Récemment, un consortium international de plus de 70 scientifiques a d’ailleurs publié un article sonnant l’alarme sur les menaces du dérèglement climatique sur les insectes, piliers du bon fonctionnement des écosystèmes. Ils expliquent notamment que si aucune mesure n’est prise, nous réduirons considérablement et définitivement notre capacité à construire un avenir durable basé sur des écosystèmes sains et fonctionnels.
“Dans le monde, on est à 1,2 million d’espèces d’insectes mais on estime qu’il y en aurait 5 à 6 fois plus, souligne-t-il. Toutefois, ce total est en train de diminuer d’années en années. D’après plusieurs études européennes, on estime qu’en 25 ans, il y a eu une chute de 70 % du nombre d’insectes en termes d’abondance. Des chercheurs américains évoquent une baisse de 2 % par an, ce qui signifie que si rien ne change d’ici 50 ou 100 ans, on sera sur un déclin quasi total. Maintenant, il faut nuancer ces chiffres étant donné que toutes les espèces ne sont pas reprises dans les études. En général, on se concentre sur les familles de papillons, d’abeilles et de libellules, ce qui signifie qu’il y a aussi des disparitions qui sont mal renseignées”.
Chez nous, il y aurait plus de 20.000 espèces d’insectes. Mais depuis des années, ce total s’effondre.
Aujourd'hui, c’est toute la chaîne alimentaire qui est menacée"
”Sans insectes, plus d’oiseaux, plus de fleurs, plus de lait de vache et plus de vaches tout court”, alertait récemment dans les pages du journal Libération le biologiste britannique Dave Goulson, l’un des 20 000 scientifiques qui avaient signé “l’avertissement à l’humanité” publié dans la revue Bioscience en 2017 sur les dangers des atteintes à la biodiversité. Il est revenu à la charge avec un livre événement, Terre silencieuse, qui vient de paraître en français. “3 à 5 % de la production mondiale de fruits, légumes et noix sont perdus dans le monde à cause de la baisse du nombre de pollinisateurs, menant à une surmortalité de 427 000 personnes par an, a-t-il notamment expliqué. Sans certaines espèces, il n’y aurait même plus de chocolat, plus d’oiseaux, plus de fleurs, plus de lait de vache et plus de vaches tout court, il n’y aurait plus de rien de bon en fait. La raison ? Ils constituent le maillon essentiel de notre chaîne alimentaire. C’est un scénario apocalyptique mais qui devient tragiquement réel”.
Le changement climatique menace aussi les insectes
Les insectes jouent en effet un rôle essentiel dans la sauvegarde des écosystèmes. Leur fonction la plus connue reste celle de pollinisateur mais c’est loin d’être la seule. Ils jouent un rôle de décomposeur au niveau de la matière organique (en particulier les feuilles mortes tombées au sol), et la transforment en matière minérale.

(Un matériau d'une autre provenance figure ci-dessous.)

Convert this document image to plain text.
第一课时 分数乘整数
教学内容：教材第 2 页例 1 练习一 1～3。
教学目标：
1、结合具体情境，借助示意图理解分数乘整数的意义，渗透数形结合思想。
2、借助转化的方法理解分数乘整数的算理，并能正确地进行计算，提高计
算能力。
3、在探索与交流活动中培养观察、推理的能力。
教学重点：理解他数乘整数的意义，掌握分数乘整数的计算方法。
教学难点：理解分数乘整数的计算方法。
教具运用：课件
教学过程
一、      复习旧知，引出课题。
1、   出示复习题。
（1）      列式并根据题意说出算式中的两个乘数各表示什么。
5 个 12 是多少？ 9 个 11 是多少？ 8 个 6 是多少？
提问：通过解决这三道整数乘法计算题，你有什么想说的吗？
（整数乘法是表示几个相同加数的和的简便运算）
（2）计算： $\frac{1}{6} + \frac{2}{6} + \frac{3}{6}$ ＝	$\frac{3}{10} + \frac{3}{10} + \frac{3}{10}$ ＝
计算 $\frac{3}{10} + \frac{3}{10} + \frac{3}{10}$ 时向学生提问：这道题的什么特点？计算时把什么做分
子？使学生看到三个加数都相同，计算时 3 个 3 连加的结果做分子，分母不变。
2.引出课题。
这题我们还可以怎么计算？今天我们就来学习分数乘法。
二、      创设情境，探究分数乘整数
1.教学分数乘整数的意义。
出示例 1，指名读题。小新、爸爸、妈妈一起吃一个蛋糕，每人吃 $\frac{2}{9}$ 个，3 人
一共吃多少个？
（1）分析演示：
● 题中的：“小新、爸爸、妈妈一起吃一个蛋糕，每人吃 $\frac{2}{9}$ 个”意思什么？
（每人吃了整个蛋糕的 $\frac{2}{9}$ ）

Ils sont également la première source de nourriture pour la plupart des oiseaux et certains petits mammifères. “Ils ont aussi un rôle de régulateur de la croissance des plantes, rappelle Frédéric Francis. Moins d’insectes, c’est donc une baisse de notre biodiversité. Il y a une pyramide qui fait que si un étage disparaît peu à peu, c’est toute la chaîne alimentaire qui est menacée. Leur rôle est assez méconnu mais primordial. Leur présence est aussi un très bon indicateur de la qualité de l’environnement”.
Une étude publiée dans la revue Biological Conservation a révélé que près de 40 % des espèces d’insectes sont en déclin dans le monde entier. Le dernier rapport de l’Organisation des Nations unies pour l’alimentation et l’agriculture indique également que la population d’insectes pollinisateurs, tels que les abeilles, a diminué de 20 % dans le monde entier au cours des deux dernières décennies.

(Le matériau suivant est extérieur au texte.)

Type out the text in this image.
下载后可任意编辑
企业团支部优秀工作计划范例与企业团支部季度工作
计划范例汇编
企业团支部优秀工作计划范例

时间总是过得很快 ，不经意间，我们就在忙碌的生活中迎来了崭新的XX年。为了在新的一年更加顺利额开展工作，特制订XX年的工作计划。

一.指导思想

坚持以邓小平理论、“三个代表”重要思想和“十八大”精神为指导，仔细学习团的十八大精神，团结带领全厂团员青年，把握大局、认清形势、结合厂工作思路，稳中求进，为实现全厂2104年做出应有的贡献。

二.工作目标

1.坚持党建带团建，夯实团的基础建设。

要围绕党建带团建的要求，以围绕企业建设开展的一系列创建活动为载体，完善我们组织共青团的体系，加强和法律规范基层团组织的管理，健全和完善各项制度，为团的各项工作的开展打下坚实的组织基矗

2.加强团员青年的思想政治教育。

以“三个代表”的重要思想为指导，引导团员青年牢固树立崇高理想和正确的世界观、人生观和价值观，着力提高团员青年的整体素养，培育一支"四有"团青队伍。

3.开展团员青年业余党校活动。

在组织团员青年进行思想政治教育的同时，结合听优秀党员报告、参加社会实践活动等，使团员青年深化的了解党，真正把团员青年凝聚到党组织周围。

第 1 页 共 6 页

”Malgré cela, on poursuit sans pression les pratiques agricoles les plus agressives (comme les insecticides) qui rendent la vie de plus en plus difficile aux insectes réputés comme “nuisibles” mais aussi aux pollinisateurs et aux espèces essentielles. L’urbanisation, le manque de zone naturelle et la pollution sont aussi des causes qui expliquent cette problématique. Avec l’agriculture intensive et l’industrie, on réduit la biodiversité de manière générale”, conclut le professeur en entomologie.